If companies continue to merge throughout the food production chain - from seed and pesticide firms to supermarkets - “we’re going to see higher prices coming out at the retail end”, he said.
In August, the European Commission started an in-depth investigation of Bayer’s planned $66 billion takeover of Monsanto, saying it was worried about competition in various pesticide and seeds markets.
Bayer is meanwhile selling some of its seed and herbicide businesses to try to convince competition authorities to approve its takeover.
The IPES-Food report was launched on the sidelines of a week-long meeting of government officials, U.N. agencies, businesses and farmers’ groups to discuss the world’s food security issues.
Its authors urged the meeting to push for greater oversight of mega-mergers, including a U.N. treaty on competition.
Olivier De Schutter, IPES-Food co-chair and former U.N. special rapporteur on the right to food, said: “Rampant consolidation in the agri-food industry is bad for farmers, whose incomes are squeezed at one end by a handful of input providers, and at the other by processing and retail giants with huge bargaining power.”
“It is also bad for society,” he added. “Once they have cornered the market, mega-firms focus on defending their market share and shaping policies to fit their needs – not on delivering the innovation we need to build sustainable food systems.”
About 815 million people go to bed hungry every day, and ending this will take innovation, especially as climate change makes it harder for farmers in some places, experts said.

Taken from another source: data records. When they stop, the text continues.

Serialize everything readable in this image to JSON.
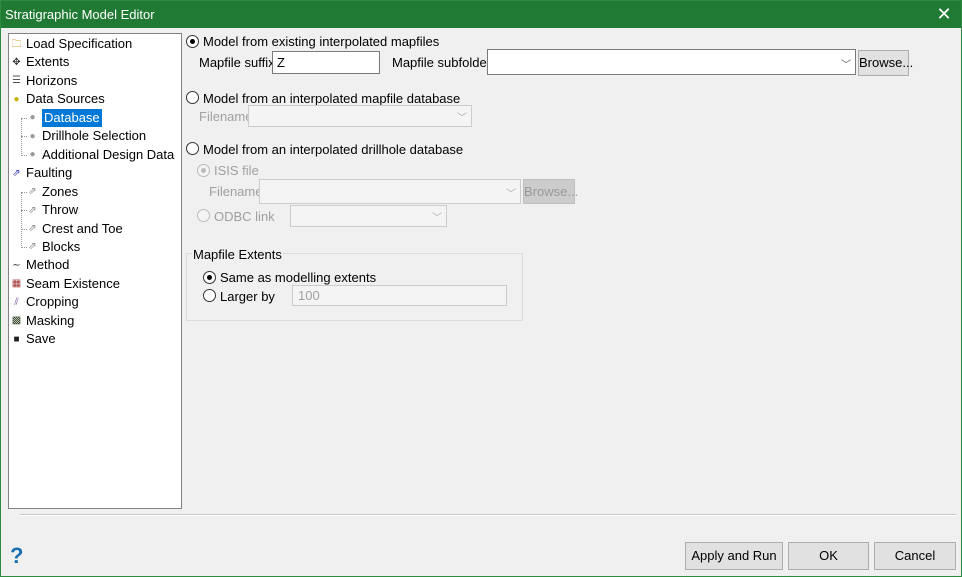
{
  "window": {
    "title": "Stratigraphic Model Editor",
    "close": "✕"
  },
  "tree": [
    {
      "label": "Load Specification",
      "icon": "folder-icon"
    },
    {
      "label": "Extents",
      "icon": "move-icon"
    },
    {
      "label": "Horizons",
      "icon": "layers-icon"
    },
    {
      "label": "Data Sources",
      "icon": "database-icon"
    },
    {
      "label": "Database",
      "icon": "database-icon",
      "selected": true
    },
    {
      "label": "Drillhole Selection",
      "icon": "database-icon"
    },
    {
      "label": "Additional Design Data",
      "icon": "database-icon"
    },
    {
      "label": "Faulting",
      "icon": "fault-icon"
    },
    {
      "label": "Zones",
      "icon": "fault-icon"
    },
    {
      "label": "Throw",
      "icon": "fault-icon"
    },
    {
      "label": "Crest and Toe",
      "icon": "fault-icon"
    },
    {
      "label": "Blocks",
      "icon": "fault-icon"
    },
    {
      "label": "Method",
      "icon": "wave-icon"
    },
    {
      "label": "Seam Existence",
      "icon": "seam-icon"
    },
    {
      "label": "Cropping",
      "icon": "cropping-icon"
    },
    {
      "label": "Masking",
      "icon": "masking-icon"
    },
    {
      "label": "Save",
      "icon": "save-icon"
    }
  ],
  "options": {
    "existing": {
      "label": "Model from existing interpolated mapfiles",
      "suffix_label": "Mapfile suffix",
      "suffix_value": "Z",
      "subfolder_label": "Mapfile subfolder",
      "subfolder_value": "",
      "browse": "Browse..."
    },
    "mapfile_db": {
      "label": "Model from an interpolated mapfile database",
      "filename_label": "Filename"
    },
    "drillhole_db": {
      "label": "Model from an interpolated drillhole database",
      "isis_label": "ISIS file",
      "filename_label": "Filename",
      "browse": "Browse...",
      "odbc_label": "ODBC link"
    }
  },
  "extents": {
    "title": "Mapfile Extents",
    "same": "Same as modelling extents",
    "larger": "Larger by",
    "larger_value": "100"
  },
  "footer": {
    "help": "?",
    "apply": "Apply and Run",
    "ok": "OK",
    "cancel": "Cancel"
  }
}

Big agricultural firms have the resources to develop seeds tolerant to changes in climate - resources which the public sector lacks, said Wayne Dredge, an ambassador for Nuffield International which gives farmers opportunities to travel and study.
“I’ve met thousands of farmers and one thing is certain: there is no single solution to (ending hunger),” said Dredge, an Australian fisherman who is building networks between farmers in Southeast Asia and Africa.
“When you have two large companies with very, very large resources available to produce new seeds ... what will happen if we try to stop them from collaborating?” he said.
Small family farmers, who produce up to 80 percent of food in Asia and sub-Saharan Africa, grow a large number of crop breeds - including varieties which are resilient to climate - says the U.N. Food and Agriculture Organization.
Some say they fear the mergers.
“Mega mergers are extremely worrying for us food producers,” said Ramona Duminicioiu, a small farmer and seed producer in Romania, and a coordinator of La Via Campesina, a movement representing more than 200 million smallholder farmers.
“What happens to our seeds, land, our means of production, our markets?” she said.